Voti Torino-Atalanta 2-0: Pagelle Fantacalcio Gazzetta e Sky (Serie A 2018-19)

Voti Torino-Atalanta – I granata battono 2-0 l’Atalanta allo Stadio Olimpico Grande Torino grazie alle reti di Armando Izzo e Iago Falque.

I Voti dei Granata

Sirigu 6,5: sempre attento, para tutti i tiri che gli arrivano e conferisce sicurezza all’intero reparto.

Izzo 7,5: sblocca la gara segnando il goal dell’1-0, inoltre non commette alcuna sbavatura in difesa.

N’Koulou 7: vero e proprio pilastro della difesa, efficace su ogni pallone.

Moretti 6,5: mette la sua esperienza al servizio della squadra, sempre ben piazzato.

De Silvestri 6: bene in fase difensiva, qualche imprecisione quando deve attaccare.

Meité 6,5: ottimo il suo pressing contro il centrocampo orobico. (66′ Ansaldi 6,5): fa vedere sprazzi di classe.

Lukic 6,5: utilissimo in fase d’interdizione, prezioso in fase d’interdizione.

Baselli 6,5: fa tanto lavoro oscuro ma fa vedere anche sprazzi di qualità. (90’+3′ Millico NV)

Ola Aina 6,5: fa valere la sua forza fisica in fase di spinta e aiuta quando bisogna difendere.

Iago Falque 8: grande ritorno da titolare per lo spagnolo che segna la rete del 2-0 (83′ Berenguer NV)

Belotti 6,5: lotta e si batte con grinta gli manca solo il goal.

I Voti dei Narazzurri

BERISHA (6): Vede all’ultimo il tiro di Baselli, ma i suoi riflessi non bastano per impedire il gol di Izzo allo scadere del primo tempo.

DJIMSITI (5): Dopo Piatek era difficile tornare al top con un osso duro come Belotti, e questo lo porta ad alcune sviste difensive non indifferenti.

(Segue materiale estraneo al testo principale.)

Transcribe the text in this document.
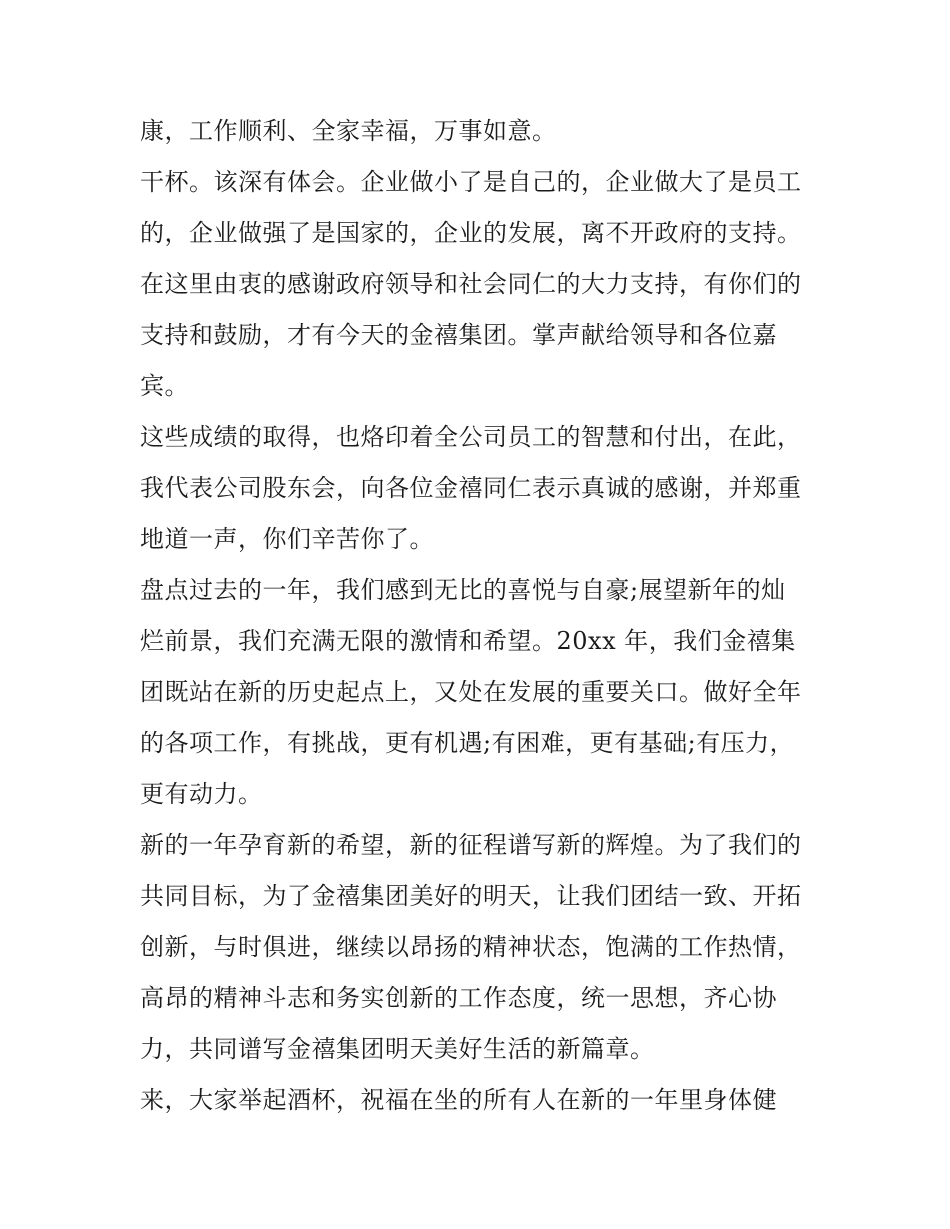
康，工作顺利、全家幸福，万事如意。
干杯。该深有体会。企业做小了是自己的，企业做大了是员工
的，企业做强了是国家的，企业的发展，离不开政府的支持。
在这里由衷的感谢政府领导和社会同仁的大力支持，有你们的
支持和鼓励，才有今天的金禧集团。掌声献给领导和各位嘉
宾。
这些成绩的取得，也烙印着全公司员工的智慧和付出，在此，
我代表公司股东会，向各位金禧同仁表示真诚的感谢，并郑重
地道一声，你们辛苦你了。
盘点过去的一年，我们感到无比的喜悦与自豪;展望新年的灿
烂前景，我们充满无限的激情和希望。20xx 年，我们金禧集
团既站在新的历史起点上，又处在发展的重要关口。做好全年
的各项工作，有挑战，更有机遇;有困难，更有基础;有压力，
更有动力。
新的一年孕育新的希望，新的征程谱写新的辉煌。为了我们的
共同目标，为了金禧集团美好的明天，让我们团结一致、开拓
创新，与时俱进，继续以昂扬的精神状态，饱满的工作热情，
高昂的精神斗志和务实创新的工作态度，统一思想，齐心协
力，共同谱写金禧集团明天美好生活的新篇章。
来，大家举起酒杯，祝福在坐的所有人在新的一年里身体健
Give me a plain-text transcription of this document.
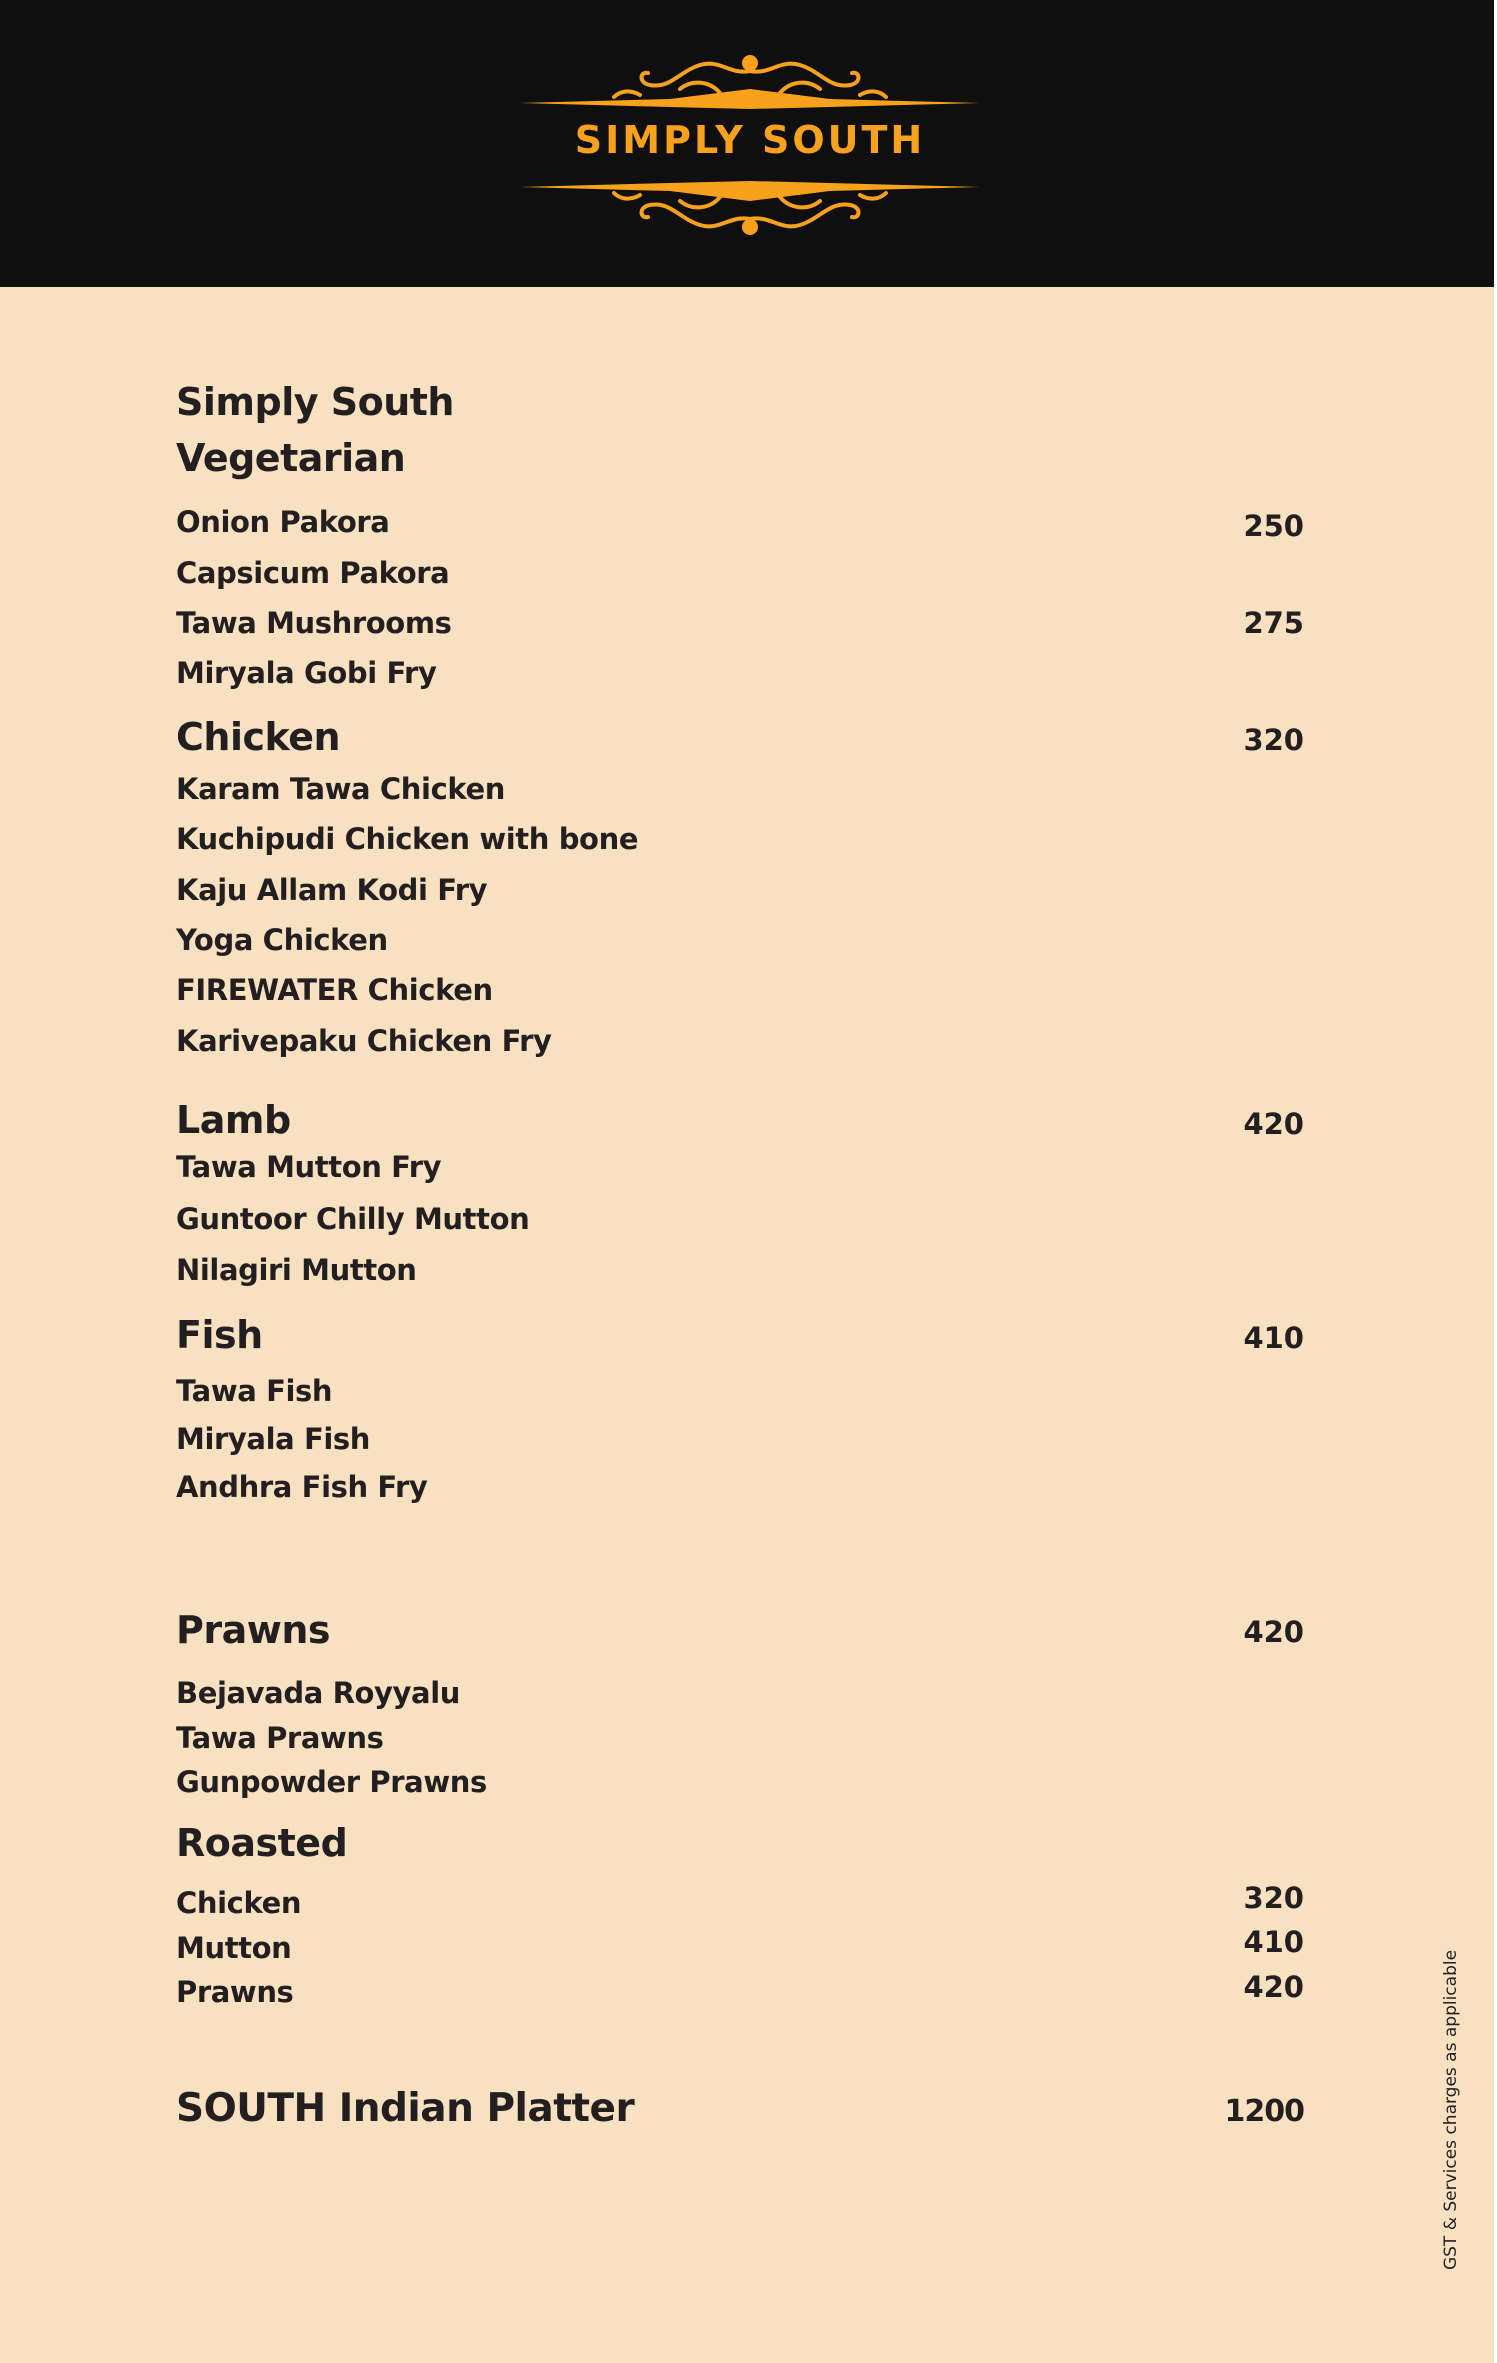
SIMPLY SOUTH
Simply South
Vegetarian
Onion Pakora	250
Capsicum Pakora
Tawa Mushrooms	275
Miryala Gobi Fry
Chicken	320
Karam Tawa Chicken
Kuchipudi Chicken with bone
Kaju Allam Kodi Fry
Yoga Chicken
FIREWATER Chicken
Karivepaku Chicken Fry
Lamb	420
Tawa Mutton Fry
Guntoor Chilly Mutton
Nilagiri Mutton
Fish	410
Tawa Fish
Miryala Fish
Andhra Fish Fry
Prawns	420
Bejavada Royyalu
Tawa Prawns
Gunpowder Prawns
Roasted
Chicken	320
Mutton	410
Prawns	420
SOUTH Indian Platter	1200	GST & Services charges as applicable
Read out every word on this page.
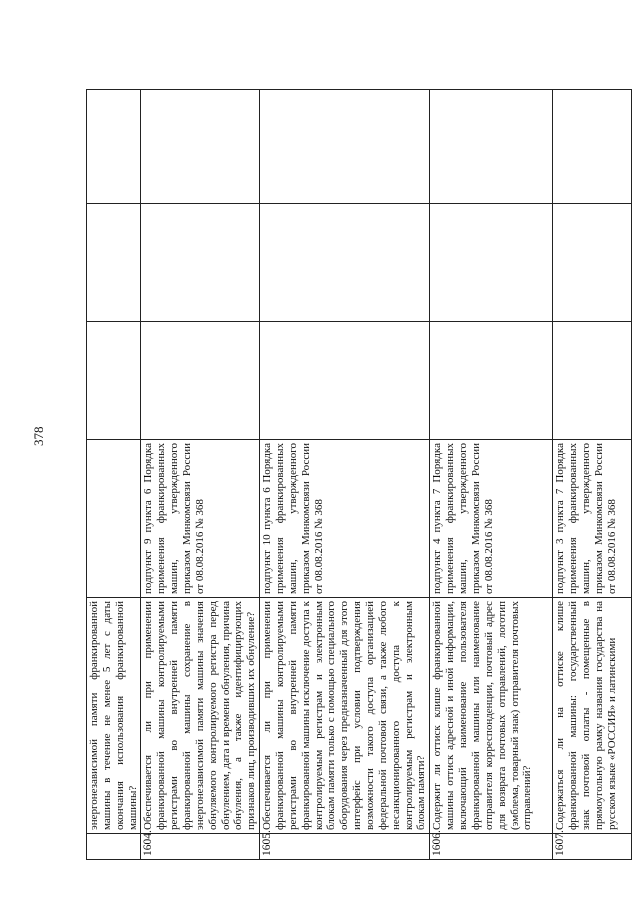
378
	энергонезависимой памяти франкированной машины в течение не менее 5 лет с даты окончания использования франкированной машины?				
1604.	Обеспечивается ли при применении франкированной машины контролируемыми регистрами во внутренней памяти франкированной машины сохранение в энергонезависимой памяти машины значения обнуляемого контролируемого регистра перед обнулением, дата и времени обнуления, причина обнуления, а также идентифицирующих признаков лиц, производивших их обнуление?	подпункт 9 пункта 6 Порядка применения франкированных машин, утвержденного приказом Минкомсвязи России от 08.08.2016 № 368			
1605.	Обеспечивается ли при применении франкированной машины контролируемыми регистрами во внутренней памяти франкированной машины исключение доступа к контролируемым регистрам и электронным блокам памяти только с помощью специального оборудования через предназначенный для этого интерфейс при условии подтверждения возможности такого доступа организацией федеральной почтовой связи, а также любого несанкционированного доступа к контролируемым регистрам и электронным блокам памяти?	подпункт 10 пункта 6 Порядка применения франкированных машин, утвержденного приказом Минкомсвязи России от 08.08.2016 № 368			
1606.	Содержит ли оттиск клише франкированной машины оттиск адресной и иной информации, включающий наименование пользователя франкированной машины или наименование отправителя корреспонденции, почтовый адрес для возврата почтовых отправлений, логотип (эмблема, товарный знак) отправителя почтовых отправлений?	подпункт 4 пункта 7 Порядка применения франкированных машин, утвержденного приказом Минкомсвязи России от 08.08.2016 № 368			
1607.	Содержаться ли на оттиске клише франкированной машины: государственный знак почтовой оплаты - помещенные в прямоугольную рамку названия государства на русском языке «РОССИЯ» и латинскими	подпункт 3 пункта 7 Порядка применения франкированных машин, утвержденного приказом Минкомсвязи России от 08.08.2016 № 368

MANCINI (5): Uscire palla al piede come il collega Toloi oggi era impossibile contro il Toro, e in fase difensiva ancora è da sistemare qualche intesa di reparto.

MASIELLO (5): Tornare titolare contro Iago Falque non era facile, e la freschezza dello spagnolo più di una volta lo mette in difficoltà. Ritorno non eccezionale.

HATEBOER (5): Ola Aina sulla fascia lo ridicolizza, ma in fase offensiva l’olandese è uno dei pochi che si propone. Condizione fisica in calo.

FREULER (4,5): Orfano di De Roon, lo svizzero è costretto ad un lavoro sporco insolito. Sempre in ritardo su Meitè e ancora una volta povero di idee.

PASALIC (5,5): Nel primo tempo impacciato e a volte supponente, ma nel secondo tempo decide di prendere il posto in cabina di regia di Freuler, dando più respiro al centrocampo nerazzurro. Ancora incostante.

GOSENS (s.v): Dura solo ’18 il suo match, ed esce precocemente per un problema muscolare ( dal ’18 Kulusesvki (5): la volontà c’è, ma gli costa caro l’inesperienza ad lati livelli. Ancora immaturo Dal ’71 BARROW (5) entra per dare maggiore dinamismo in fase offensiva, ma ormai è troppo tardi.

CASTAGNE (5): Prima schierato come esterno alto, poi ritorna sulla sinistra, ma il risultato non cambia. Lui perde Izzo sul gol ed è sempre in ritardo su De Silvestri. Poco propositivo in fase offensiva (dal ’79 RECA S.V )

ZAPATA (4,5): Senza Gomez sembra sperduto, e forse complice una condizione fisica in calo, perde il duello con N’Koulou e dimentica a casa il killer instinct del mese precedente. Ectoplasma.

ILICIC (5): Cerca di prendersi sulle spalle il peso dell’attacco nerazzurro, ma non capisce che a volte il troppo stroppia. Poco lucido e a tratti egoista.